La aldaba
Carlos Navarro Antolín
¡Anda, jaleo, jaleo!
de poco un todo
UNA frase con gran predicamento proclama solemnemente que "en España no cabe un tonto más". Su éxito se explica porque acopla a la perfección la afición hispánica por la auto denostación con la autoridad sagrada de la Biblia, que cifra el número de los tontos como infinito, nada menos. Aunque como el mensaje bíblico es universal, quizá España no sea tan diferente al resto.
De hecho, aquí lo que nos sobran son listos. El listillo endógeno es especie tan extendida que acaba compensando a la del tonto indígena. La correspondencia se ve especialmente bien en los casos de corrupción, donde hay unos tontos que sueltan y unos listos que trincan, como dos caras de una misma moneda; hasta que la Guardia Civil es la que trinca, y entonces los listos aparecen como tontos y los tontos como irremediables.
Con esa compensación entre listos y tontos, se equilibra la cuenta. Por eso creo que en España lo que en verdad no cabe es un inútil más. Y es gravísimo. Nuestros índices de productividad están por los suelos, pero miras alrededor y te extrañas de que todavía sean índices y no pulgares apuntando hacia abajo, como en el circo romano. ¿Cuántas veces hay que ir como media en España a un organismo o empresa para hacer una gestión? ¿Hay alguna estadística que compare esa media con la de otros países de nuestro entorno? Sería sintomática. Desayunos intempestivos, absurdos requisitos, programas informáticos que se cuelgan o se caen, despistes, equivocaciones, fechas de entrega traspapeladas, impuntualidades, malos humores, malentendidos, etc, son parte de nuestro paisaje cotidiano. Y no pasa sólo con los funcionarios, que se llevan la fama, sino con grandes empresas, que escardan la lana, pero que fallan como los demás o más y peor.

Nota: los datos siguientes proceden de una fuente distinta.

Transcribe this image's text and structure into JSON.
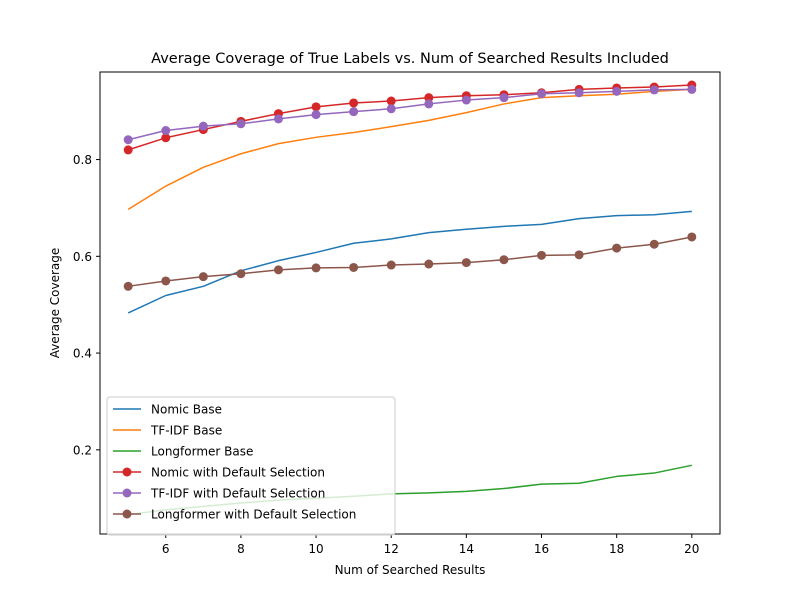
{
  "chart_data": {
    "type": "line",
    "title": "Average Coverage of True Labels vs. Num of Searched Results Included",
    "xlabel": "Num of Searched Results",
    "ylabel": "Average Coverage",
    "xlim": [
      4.25,
      20.75
    ],
    "ylim": [
      0.026,
      0.981
    ],
    "xticks": [
      6,
      8,
      10,
      12,
      14,
      16,
      18,
      20
    ],
    "yticks": [
      0.2,
      0.4,
      0.6,
      0.8
    ],
    "xtick_labels": [
      "6",
      "8",
      "10",
      "12",
      "14",
      "16",
      "18",
      "20"
    ],
    "ytick_labels": [
      "0.2",
      "0.4",
      "0.6",
      "0.8"
    ],
    "legend_position": "lower-left",
    "grid": false,
    "x": [
      5,
      6,
      7,
      8,
      9,
      10,
      11,
      12,
      13,
      14,
      15,
      16,
      17,
      18,
      19,
      20
    ],
    "series": [
      {
        "name": "Nomic Base",
        "color": "#1f77b4",
        "marker": false,
        "values": [
          0.483,
          0.519,
          0.538,
          0.57,
          0.591,
          0.608,
          0.627,
          0.636,
          0.649,
          0.656,
          0.662,
          0.666,
          0.678,
          0.684,
          0.686,
          0.693
        ]
      },
      {
        "name": "TF-IDF Base",
        "color": "#ff7f0e",
        "marker": false,
        "values": [
          0.697,
          0.745,
          0.784,
          0.812,
          0.833,
          0.846,
          0.856,
          0.868,
          0.881,
          0.897,
          0.915,
          0.928,
          0.932,
          0.935,
          0.941,
          0.945
        ]
      },
      {
        "name": "Longformer Base",
        "color": "#2ca02c",
        "marker": false,
        "values": [
          0.066,
          0.076,
          0.083,
          0.09,
          0.096,
          0.1,
          0.104,
          0.109,
          0.111,
          0.114,
          0.12,
          0.129,
          0.131,
          0.145,
          0.152,
          0.168
        ]
      },
      {
        "name": "Nomic with Default Selection",
        "color": "#d62728",
        "marker": true,
        "values": [
          0.82,
          0.845,
          0.862,
          0.879,
          0.895,
          0.909,
          0.917,
          0.921,
          0.928,
          0.932,
          0.934,
          0.938,
          0.945,
          0.948,
          0.95,
          0.954
        ]
      },
      {
        "name": "TF-IDF with Default Selection",
        "color": "#9467bd",
        "marker": true,
        "values": [
          0.841,
          0.86,
          0.869,
          0.874,
          0.884,
          0.893,
          0.899,
          0.905,
          0.915,
          0.923,
          0.928,
          0.936,
          0.938,
          0.941,
          0.944,
          0.945
        ]
      },
      {
        "name": "Longformer with Default Selection",
        "color": "#8c564b",
        "marker": true,
        "values": [
          0.538,
          0.549,
          0.558,
          0.564,
          0.572,
          0.576,
          0.577,
          0.582,
          0.584,
          0.587,
          0.593,
          0.602,
          0.603,
          0.617,
          0.625,
          0.64
        ]
      }
    ]
  }
}
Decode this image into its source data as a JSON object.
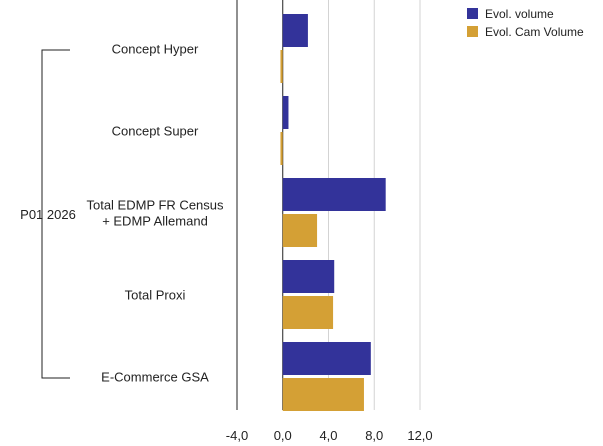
{
  "chart_data": {
    "type": "bar",
    "orientation": "horizontal",
    "title": "",
    "group_label": "P01 2026",
    "categories": [
      [
        "Concept Hyper"
      ],
      [
        "Concept Super"
      ],
      [
        "Total EDMP FR Census",
        "+ EDMP Allemand"
      ],
      [
        "Total Proxi"
      ],
      [
        "E-Commerce GSA"
      ]
    ],
    "series": [
      {
        "name": "Evol. volume",
        "color": "#33339a",
        "values": [
          2.2,
          0.5,
          9.0,
          4.5,
          7.7
        ]
      },
      {
        "name": "Evol. Cam Volume",
        "color": "#d4a035",
        "values": [
          -0.2,
          -0.2,
          3.0,
          4.4,
          7.1
        ]
      }
    ],
    "xlim": [
      -4,
      12
    ],
    "xticks": [
      -4,
      0,
      4,
      8,
      12
    ],
    "xtick_labels": [
      "-4,0",
      "0,0",
      "4,0",
      "8,0",
      "12,0"
    ],
    "grid": true,
    "legend_position": "top-right"
  }
}
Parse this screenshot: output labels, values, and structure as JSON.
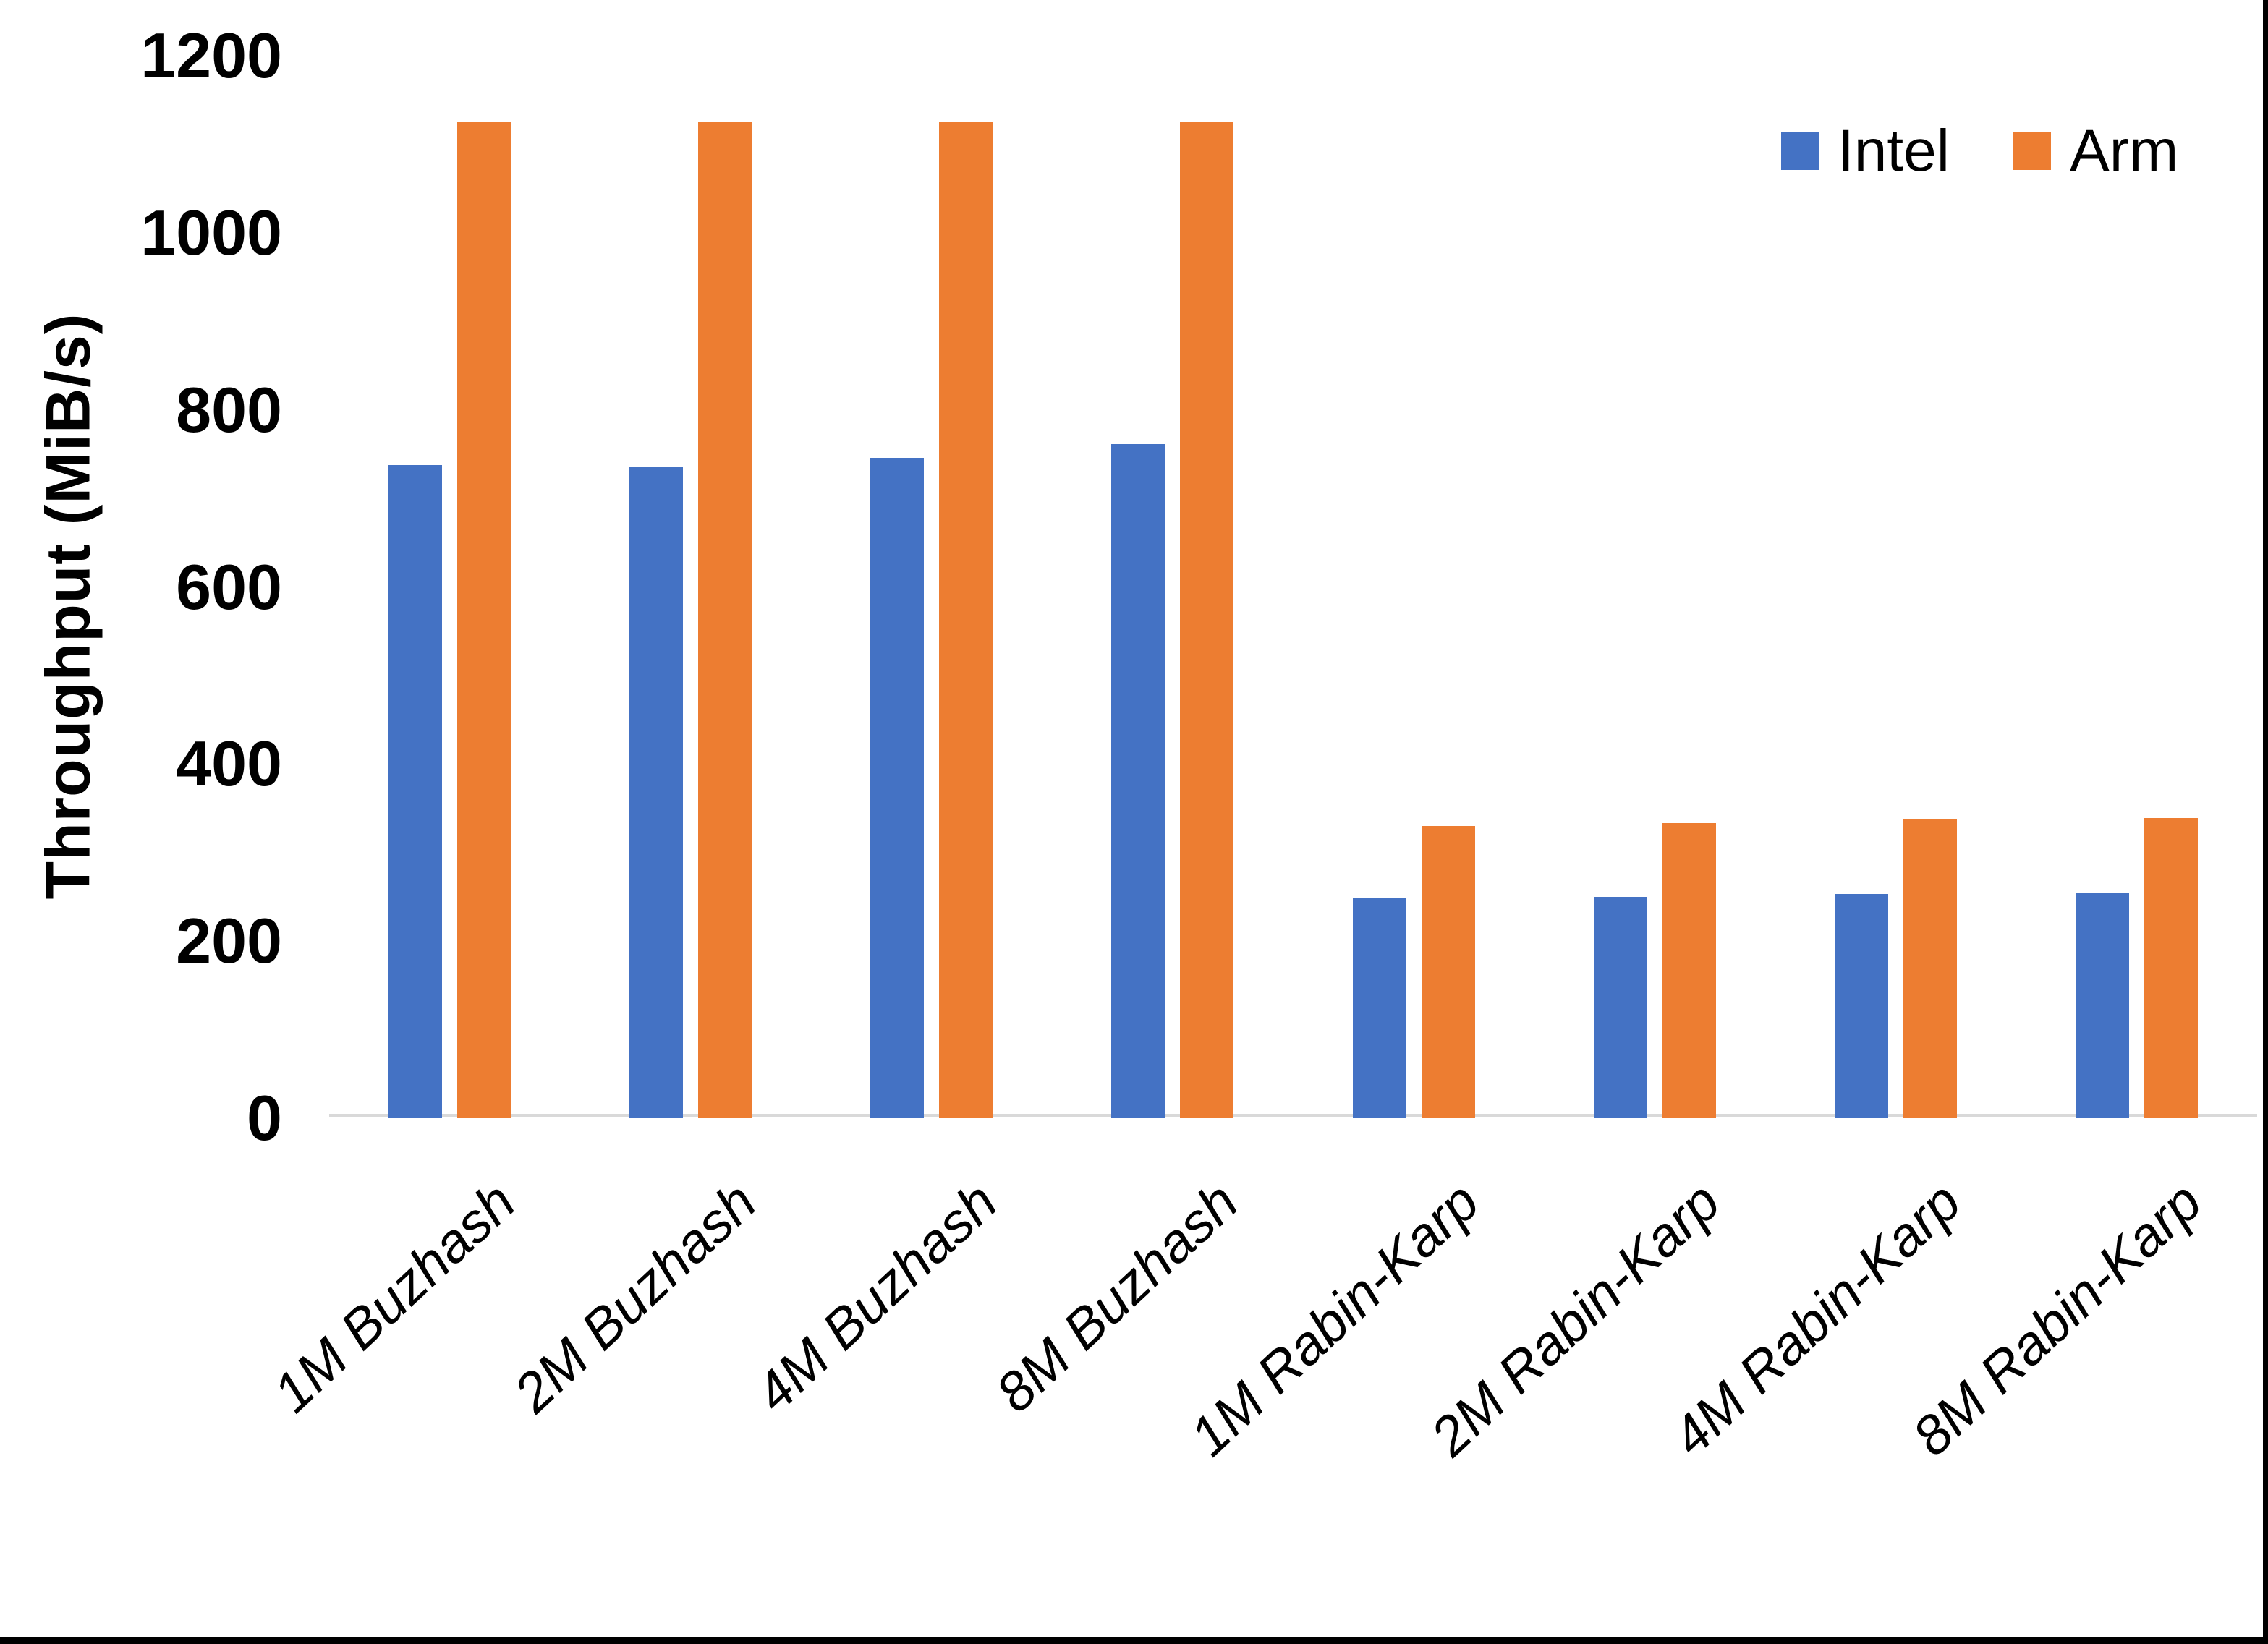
{
  "chart_data": {
    "type": "bar",
    "title": "",
    "xlabel": "",
    "ylabel": "Throughput (MiB/s)",
    "ylim": [
      0,
      1200
    ],
    "yticks": [
      0,
      200,
      400,
      600,
      800,
      1000,
      1200
    ],
    "grid": false,
    "legend_position": "top-right",
    "categories": [
      "1M Buzhash",
      "2M Buzhash",
      "4M Buzhash",
      "8M Buzhash",
      "1M Rabin-Karp",
      "2M Rabin-Karp",
      "4M Rabin-Karp",
      "8M Rabin-Karp"
    ],
    "series": [
      {
        "name": "Intel",
        "color": "#4472C4",
        "values": [
          738,
          736,
          746,
          761,
          249,
          250,
          253,
          254
        ]
      },
      {
        "name": "Arm",
        "color": "#ED7D31",
        "values": [
          1125,
          1125,
          1125,
          1125,
          330,
          333,
          337,
          339
        ]
      }
    ]
  },
  "colors": {
    "axis_line": "#D9D9D9",
    "text": "#000000",
    "frame": "#000000"
  }
}
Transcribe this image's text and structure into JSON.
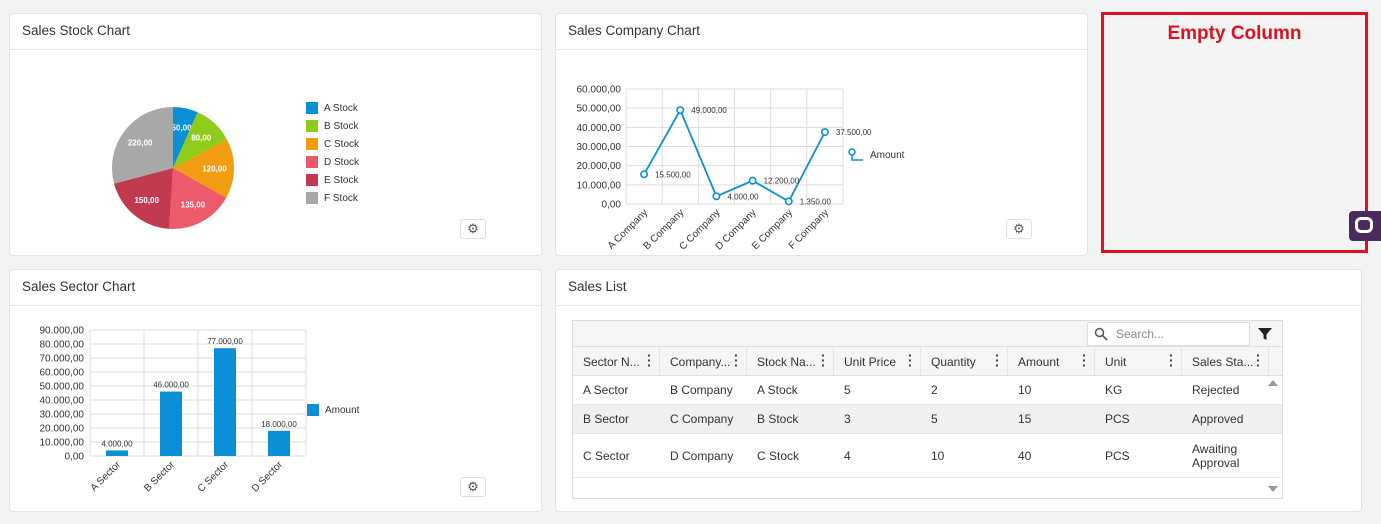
{
  "stock_card": {
    "title": "Sales Stock Chart",
    "chart_data": {
      "type": "pie",
      "categories": [
        "A Stock",
        "B Stock",
        "C Stock",
        "D Stock",
        "E Stock",
        "F Stock"
      ],
      "values": [
        50,
        80,
        120,
        135,
        150,
        220
      ],
      "value_labels": [
        "50,00",
        "80,00",
        "120,00",
        "135,00",
        "150,00",
        "220,00"
      ],
      "colors": [
        "#0b8fd6",
        "#8fcc1a",
        "#f29c12",
        "#ed5a6b",
        "#c13a4f",
        "#a8a8a8"
      ],
      "legend": "right"
    }
  },
  "company_card": {
    "title": "Sales Company Chart",
    "chart_data": {
      "type": "line",
      "categories": [
        "A Company",
        "B Company",
        "C Company",
        "D Company",
        "E Company",
        "F Company"
      ],
      "series": [
        {
          "name": "Amount",
          "values": [
            15500,
            49000,
            4000,
            12200,
            1350,
            37500
          ],
          "value_labels": [
            "15.500,00",
            "49.000,00",
            "4.000,00",
            "12.200,00",
            "1.350,00",
            "37.500,00"
          ]
        }
      ],
      "ylim": [
        0,
        60000
      ],
      "y_ticks": [
        "0,00",
        "10.000,00",
        "20.000,00",
        "30.000,00",
        "40.000,00",
        "50.000,00",
        "60.000,00"
      ],
      "grid": true,
      "color": "#0b8fd6",
      "legend": "right"
    }
  },
  "empty_column": {
    "title": "Empty Column",
    "color": "#e0111f"
  },
  "sector_card": {
    "title": "Sales Sector Chart",
    "chart_data": {
      "type": "bar",
      "categories": [
        "A Sector",
        "B Sector",
        "C Sector",
        "D Sector"
      ],
      "series": [
        {
          "name": "Amount",
          "values": [
            4000,
            46000,
            77000,
            18000
          ],
          "value_labels": [
            "4.000,00",
            "46.000,00",
            "77.000,00",
            "18.000,00"
          ]
        }
      ],
      "ylim": [
        0,
        90000
      ],
      "y_ticks": [
        "0,00",
        "10.000,00",
        "20.000,00",
        "30.000,00",
        "40.000,00",
        "50.000,00",
        "60.000,00",
        "70.000,00",
        "80.000,00",
        "90.000,00"
      ],
      "grid": true,
      "color": "#0b8fd6",
      "legend": "right"
    }
  },
  "list_card": {
    "title": "Sales List",
    "search_placeholder": "Search...",
    "columns": [
      "Sector N...",
      "Company...",
      "Stock Na...",
      "Unit Price",
      "Quantity",
      "Amount",
      "Unit",
      "Sales Sta..."
    ],
    "rows": [
      [
        "A Sector",
        "B Company",
        "A Stock",
        "5",
        "2",
        "10",
        "KG",
        "Rejected"
      ],
      [
        "B Sector",
        "C Company",
        "B Stock",
        "3",
        "5",
        "15",
        "PCS",
        "Approved"
      ],
      [
        "C Sector",
        "D Company",
        "C Stock",
        "4",
        "10",
        "40",
        "PCS",
        "Awaiting Approval"
      ]
    ]
  }
}
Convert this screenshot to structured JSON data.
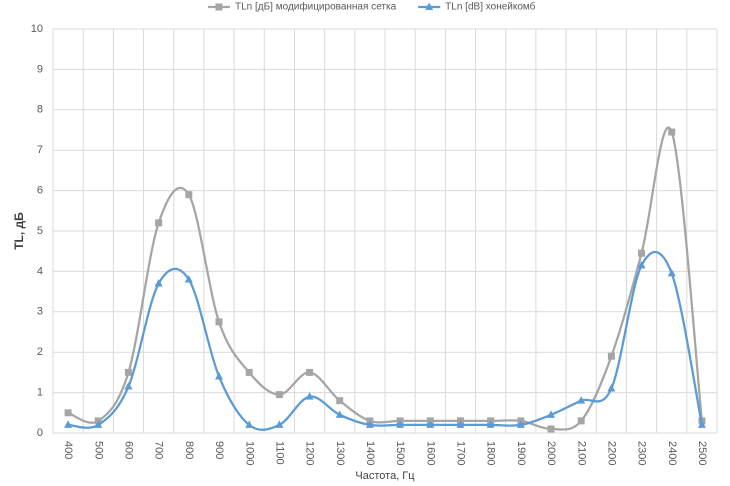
{
  "chart_data": {
    "type": "line",
    "x_label": "Частота, Гц",
    "y_label": "TL, дБ",
    "categories": [
      "400",
      "500",
      "600",
      "700",
      "800",
      "900",
      "1000",
      "1100",
      "1200",
      "1300",
      "1400",
      "1500",
      "1600",
      "1700",
      "1800",
      "1900",
      "2000",
      "2100",
      "2200",
      "2300",
      "2400",
      "2500"
    ],
    "series": [
      {
        "name": "TLn [дБ] модифицированная сетка",
        "color": "#a5a5a5",
        "marker": "square",
        "values": [
          0.5,
          0.3,
          1.5,
          5.2,
          5.9,
          2.75,
          1.5,
          0.95,
          1.5,
          0.8,
          0.3,
          0.3,
          0.3,
          0.3,
          0.3,
          0.3,
          0.1,
          0.3,
          1.9,
          4.45,
          7.45,
          0.3
        ]
      },
      {
        "name": "TLn [dB] хонейкомб",
        "color": "#5b9bd5",
        "marker": "triangle",
        "values": [
          0.2,
          0.2,
          1.15,
          3.7,
          3.8,
          1.4,
          0.2,
          0.2,
          0.9,
          0.45,
          0.2,
          0.2,
          0.2,
          0.2,
          0.2,
          0.2,
          0.45,
          0.8,
          1.1,
          4.15,
          3.95,
          0.2
        ]
      }
    ],
    "ylim": [
      0,
      10
    ],
    "yticks": [
      0,
      1,
      2,
      3,
      4,
      5,
      6,
      7,
      8,
      9,
      10
    ],
    "grid": true,
    "smooth": true,
    "legend": "top"
  }
}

La inutilidad se expande exponencialmente. Las personas que han sufrido una incompetencia llegan a sus trabajos tarde, alteradas, renqueando, con muchas más posibilidades de transformarse a su vez en ineptos. La inutilidad es una epidemia contagiosa por contacto. Si esto fuese una carta al director, pondría ahora ejemplos muy concretos de empresas ineficientes y de servicios de atención al cliente que maltratan al ciudadano con un regodeo casi sádico. Pero siendo un artículo no me queda más remedio que terminar examinando mi conciencia y, de rebote, la suya, querido lector.
Con la ineficacia puede pasarnos que lamentemos la ajena y no caigamos en la cuenta de la propia, como diagnosticó Flaubert del egoísmo. Siempre recuerdo aquel electricista que se llevó media mañana protestando -cobraba por horas- de cómo habían dejado de sucia la casa los albañiles. Cuando se fue, vi que todo estaba lleno de las mondaduras de colores de los cables y de las fundas de cartón y de las bolsas de plástico de las bombillas. Si este artículo no le ha resultado un poco útil o al menos limpio, puede darme usted un buen tirón de orejas.